Elsewhere, Fox is bringing the Merc with a Mouth back to cinemas for a PG-13 take of “Deadpool 2.” The retitled “Once Upon a Deadpool” will play in around 1,550 North American locations through Christmas Eve. Trailers for this entry hint that Deadpool will retell the heroic sequel as a bedtime story to Fred Savage in a “Princess Bride”-style parody. During its initial run, Ryan Reynolds’ R-rated superhero comedy pocketed $734 million worldwide, with $318 million of those returns coming from North American markets. That version wasn’t released in China, but the new clean(er) cut means the Middle Kingdom could finally give the raunchy mercenary a chance. The studio partnered with F— Cancer (the organization temporarily changed its name to Fudge Cancer to be more kid-friendly for the two-week re-release) so a portion of U.S. ticket sales will go to the charity’s campaign dedicated to early cancer detection and prevention.

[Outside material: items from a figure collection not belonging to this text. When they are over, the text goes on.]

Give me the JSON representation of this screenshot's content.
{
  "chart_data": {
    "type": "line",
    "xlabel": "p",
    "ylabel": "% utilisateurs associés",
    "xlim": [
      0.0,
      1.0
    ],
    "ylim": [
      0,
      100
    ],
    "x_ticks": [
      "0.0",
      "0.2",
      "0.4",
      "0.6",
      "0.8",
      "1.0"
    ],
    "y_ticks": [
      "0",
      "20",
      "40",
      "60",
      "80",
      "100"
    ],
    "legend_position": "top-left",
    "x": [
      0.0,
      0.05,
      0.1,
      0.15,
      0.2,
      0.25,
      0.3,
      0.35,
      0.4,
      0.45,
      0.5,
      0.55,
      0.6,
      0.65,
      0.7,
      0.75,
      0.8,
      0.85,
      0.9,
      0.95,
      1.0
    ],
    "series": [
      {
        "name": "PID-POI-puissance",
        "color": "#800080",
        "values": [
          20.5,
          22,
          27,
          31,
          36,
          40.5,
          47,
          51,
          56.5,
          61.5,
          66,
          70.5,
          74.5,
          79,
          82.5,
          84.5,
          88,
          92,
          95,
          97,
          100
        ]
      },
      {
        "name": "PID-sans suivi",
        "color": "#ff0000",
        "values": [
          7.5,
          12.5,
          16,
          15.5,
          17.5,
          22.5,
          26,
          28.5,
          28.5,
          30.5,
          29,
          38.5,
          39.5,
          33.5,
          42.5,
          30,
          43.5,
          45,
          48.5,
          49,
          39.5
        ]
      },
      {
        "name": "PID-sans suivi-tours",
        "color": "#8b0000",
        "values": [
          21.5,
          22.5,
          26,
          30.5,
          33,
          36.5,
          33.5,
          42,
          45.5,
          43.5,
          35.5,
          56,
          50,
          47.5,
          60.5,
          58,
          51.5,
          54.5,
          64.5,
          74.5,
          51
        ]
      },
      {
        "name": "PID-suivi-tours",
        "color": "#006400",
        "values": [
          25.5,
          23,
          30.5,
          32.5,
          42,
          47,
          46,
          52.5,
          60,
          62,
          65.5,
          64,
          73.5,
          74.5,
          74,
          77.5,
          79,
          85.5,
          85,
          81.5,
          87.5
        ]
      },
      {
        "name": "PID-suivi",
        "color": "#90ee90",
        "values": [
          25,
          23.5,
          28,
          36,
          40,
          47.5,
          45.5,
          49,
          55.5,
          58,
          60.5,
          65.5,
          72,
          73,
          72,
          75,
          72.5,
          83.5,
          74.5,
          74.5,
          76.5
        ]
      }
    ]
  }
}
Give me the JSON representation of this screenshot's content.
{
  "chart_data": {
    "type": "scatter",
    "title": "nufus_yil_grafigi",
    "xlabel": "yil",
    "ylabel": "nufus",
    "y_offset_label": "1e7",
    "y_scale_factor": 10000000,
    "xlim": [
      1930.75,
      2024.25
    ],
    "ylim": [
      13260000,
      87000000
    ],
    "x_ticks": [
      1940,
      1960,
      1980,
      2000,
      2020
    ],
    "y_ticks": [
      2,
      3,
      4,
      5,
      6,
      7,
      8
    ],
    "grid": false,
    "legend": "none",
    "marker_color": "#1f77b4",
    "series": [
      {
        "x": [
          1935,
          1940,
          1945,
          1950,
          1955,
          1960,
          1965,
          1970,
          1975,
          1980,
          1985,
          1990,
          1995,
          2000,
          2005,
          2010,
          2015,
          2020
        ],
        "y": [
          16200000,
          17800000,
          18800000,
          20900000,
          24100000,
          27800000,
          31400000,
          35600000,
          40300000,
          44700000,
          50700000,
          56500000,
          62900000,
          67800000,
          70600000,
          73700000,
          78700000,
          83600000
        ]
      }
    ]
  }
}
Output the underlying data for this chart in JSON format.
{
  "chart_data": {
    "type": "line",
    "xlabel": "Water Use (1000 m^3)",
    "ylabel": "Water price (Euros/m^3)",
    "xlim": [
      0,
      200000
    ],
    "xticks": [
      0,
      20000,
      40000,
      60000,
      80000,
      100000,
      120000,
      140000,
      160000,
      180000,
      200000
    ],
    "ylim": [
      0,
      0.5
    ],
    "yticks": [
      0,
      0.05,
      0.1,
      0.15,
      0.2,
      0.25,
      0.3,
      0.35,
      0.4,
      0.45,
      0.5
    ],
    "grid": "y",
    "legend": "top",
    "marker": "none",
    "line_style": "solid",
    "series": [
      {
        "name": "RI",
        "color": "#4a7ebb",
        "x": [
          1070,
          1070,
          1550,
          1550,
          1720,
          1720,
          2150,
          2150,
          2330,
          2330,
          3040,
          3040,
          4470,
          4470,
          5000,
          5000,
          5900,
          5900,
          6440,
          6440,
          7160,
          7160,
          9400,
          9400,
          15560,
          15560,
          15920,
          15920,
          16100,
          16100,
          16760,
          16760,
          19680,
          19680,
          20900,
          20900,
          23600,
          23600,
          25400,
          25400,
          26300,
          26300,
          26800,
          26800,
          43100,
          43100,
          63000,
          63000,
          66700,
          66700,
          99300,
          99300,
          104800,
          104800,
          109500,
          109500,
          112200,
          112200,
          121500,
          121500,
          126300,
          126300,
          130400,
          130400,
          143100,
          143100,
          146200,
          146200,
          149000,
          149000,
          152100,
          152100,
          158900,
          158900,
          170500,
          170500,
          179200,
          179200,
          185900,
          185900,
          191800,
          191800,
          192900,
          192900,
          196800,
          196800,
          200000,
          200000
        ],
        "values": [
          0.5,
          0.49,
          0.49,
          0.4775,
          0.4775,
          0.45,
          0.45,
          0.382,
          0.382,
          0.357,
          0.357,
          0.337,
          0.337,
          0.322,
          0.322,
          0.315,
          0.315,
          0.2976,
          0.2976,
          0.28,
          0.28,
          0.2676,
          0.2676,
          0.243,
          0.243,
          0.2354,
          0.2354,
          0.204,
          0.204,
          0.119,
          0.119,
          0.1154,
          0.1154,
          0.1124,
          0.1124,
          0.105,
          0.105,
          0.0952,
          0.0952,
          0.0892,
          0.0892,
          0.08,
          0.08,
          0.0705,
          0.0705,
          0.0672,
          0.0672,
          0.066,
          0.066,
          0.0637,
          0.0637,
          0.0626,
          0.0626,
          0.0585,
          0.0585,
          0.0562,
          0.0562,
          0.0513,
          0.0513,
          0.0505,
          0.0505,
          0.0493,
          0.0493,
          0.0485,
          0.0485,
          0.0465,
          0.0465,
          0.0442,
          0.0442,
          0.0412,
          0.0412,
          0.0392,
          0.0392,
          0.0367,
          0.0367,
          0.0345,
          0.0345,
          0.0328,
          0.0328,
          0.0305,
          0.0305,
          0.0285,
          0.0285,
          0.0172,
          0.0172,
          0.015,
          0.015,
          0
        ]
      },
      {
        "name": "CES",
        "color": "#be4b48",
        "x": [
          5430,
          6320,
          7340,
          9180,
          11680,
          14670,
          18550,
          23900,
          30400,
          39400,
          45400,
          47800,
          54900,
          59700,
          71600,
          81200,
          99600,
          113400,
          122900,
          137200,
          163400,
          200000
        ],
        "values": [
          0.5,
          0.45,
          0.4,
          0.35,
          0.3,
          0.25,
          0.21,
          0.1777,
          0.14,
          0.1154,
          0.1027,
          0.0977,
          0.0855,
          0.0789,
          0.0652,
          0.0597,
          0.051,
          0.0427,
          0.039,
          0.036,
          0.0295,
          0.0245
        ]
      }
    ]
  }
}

With awards season now in full swing, a number of indies are hitting the specialty box office. Annapurna is releasing “If Beale Street Could Talk” in four venues in New York and Los Angeles. “Moonlight” director Barry Jenkins is eyeing another fruitful awards season with his adaptation of James Baldwin’s novel that has already received plenty of superlatives since its debut at the Toronto Film Festival. Regina King and Brian Tyree Henry have been lauded for their performances in the romantic drama about a young black woman who seeks to clear the name of her husband who is falsely accused of rape.

Meanwhile, IFC Films is taking “The House That Jack Built,” a psychological horror film written and directed by Danish filmmaker Lars von Trier, to 30 locations. It will also be available on cable VOD and for rent on Hulu and Amazon on Friday. The story about a highly intelligent serial killer has gotten a polarized response, to say the least. The extremely gory film depicting graphic murders, many involving women and small children, prompted more than 100 people to walk out of its premiere at the Cannes Film Festival. It was a warm welcome back for von Trier, who was previously banned from the festival in 2011 after making offensive comments about Nazis. Those who could endure the brutal on-screen slaughters gave the movie a 10-minute standing ovation… so perhaps there is something out there for everyone. At the very least, it’s a reminder that some audiences have stomachs of adamantium.

Rounding out the weekend is Sony Classics’ Oscar hopeful “Capernaum.” Nadine Labaki directed the drama about a young boy who sues his impoverished and indifferent parents for giving birth to him. It won the Jury Prize at Cannes and has been selected as Lebanon’s entry for foreign language film at the Academy Awards.

The domestic box office is on track for a record year, currently pacing 9.9% ahead of 2017, according to Comscore. It looks to cross $11 billion in revenue even before “Mary Poppins Returns” and “Aquaman” hit theaters around Christmastime. That’s just what Hollywood wanted in its stocking.